= Actors' Orphanage =

The Actors' Orphanage was started in 1896 and established as the Actors' Orphanage Fund in 1912. The fund continues but the orphanage closed in 1958.

==History==
The charity was started in 1896 by "Kittie" Carson and Mrs Clement Scott The first building was in Croydon. It was established as the Actors' Orphanage Fund in 1912.

In 1915 the Orphanage moved to Langley Hall at Langley (was in Buckinghamshire - now in Berkshire). The orphanage was both a home and a school to approximately 60 children. At ages 15–17 pupils sat the School Leaving Certificate of Cambridge University and if 10 subjects were taken to Matriculation.

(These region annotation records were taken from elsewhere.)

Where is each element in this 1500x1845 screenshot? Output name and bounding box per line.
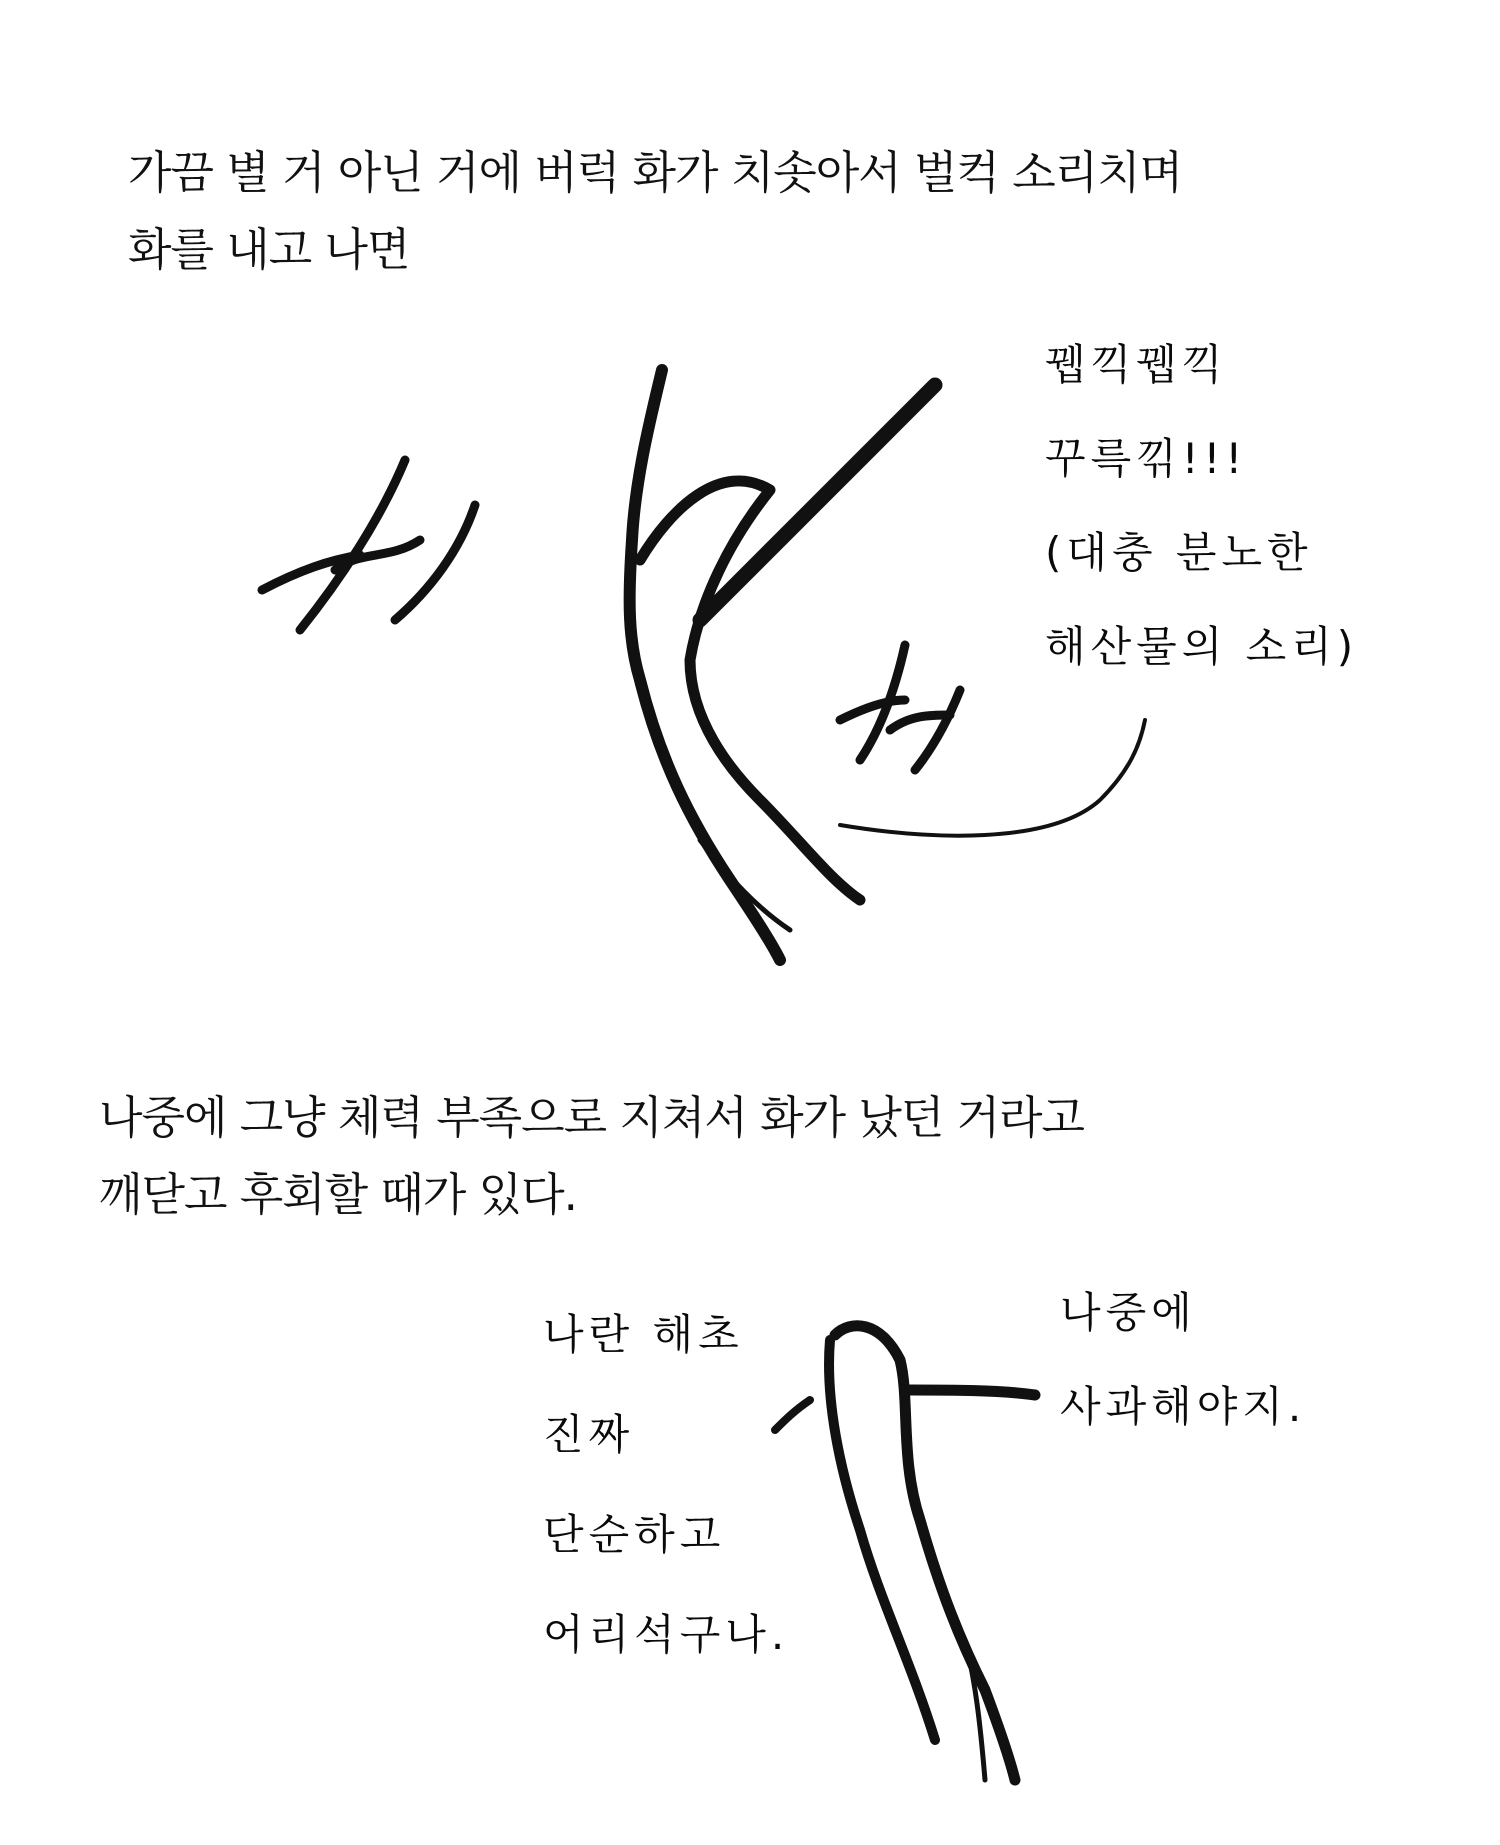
caption-bottom <box>99 1079 1084 1233</box>
angry-line-2: 꾸륵끾!!! <box>1045 434 1248 483</box>
regret-seaweed-drawing <box>775 1326 1035 1780</box>
caption-bottom-line-2: 깨닫고 후회할 때가 있다. <box>99 1168 577 1221</box>
apology-line-1: 나중에 <box>1060 1288 1197 1337</box>
angry-seaweed-drawing <box>630 370 935 960</box>
caption-bottom-line-1: 나중에 그냥 체력 부족으로 지쳐서 화가 났던 거라고 <box>99 1091 1085 1144</box>
angry-line-4: 해산물의 소리) <box>1045 622 1359 671</box>
regret-line-1: 나란 해초 <box>543 1310 744 1359</box>
caption-top-line-1: 가끔 별 거 아닌 거에 버럭 화가 치솟아서 벌컥 소리치며 <box>128 146 1183 199</box>
regret-line-2: 진짜 <box>543 1410 635 1459</box>
caption-top-line-2: 화를 내고 나면 <box>128 223 410 276</box>
regret-line-3: 단순하고 <box>543 1510 726 1559</box>
regret-thought <box>543 1310 789 1710</box>
angry-line-1: 뀁끽뀁끽 <box>1045 340 1228 389</box>
apology-thought <box>1060 1288 1306 1476</box>
anger-mark-left <box>262 460 475 630</box>
regret-line-4: 어리석구나. <box>543 1610 790 1659</box>
angry-sound-effect <box>1045 340 1358 716</box>
speech-tail <box>840 720 1145 836</box>
anger-mark-right <box>840 645 960 770</box>
angry-line-3: (대충 분노한 <box>1045 528 1313 577</box>
apology-line-2: 사과해야지. <box>1060 1382 1307 1431</box>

The home and school was moved to Silverlands at Chertsey, Surrey in 1938 where it remained until 1940. In September 1940 the Orphanage was evacuated to the USA where the children were housed in New York City at the Edwin Gould Foundation, and the children were sent to local schools.

After the war ended the Fund established a home (once again at Silverlands, Chertsey). This arrangement ended in 1958 when the costs became too high and the Actors' Orphanage ceased to exist. The remaining children were moved to new houses in Hemel Hempstead Road, Watford. Some were placed in private schools.

Over the years many from the theatrical profession gave time and money to the running of the Orphanage. Past presidents of the Orphanage included Sir Gerald du Maurier, Noël Coward, Sir Laurence Olivier and Richard Attenborough.

The 1912 fund was re-established as the Actors' Charitable Trust and financial and care help was offered to those in need. It continues to exist today as ACT, the Actors' Children's Trust, awarding £750,000 in grants each year to the children of professional actors.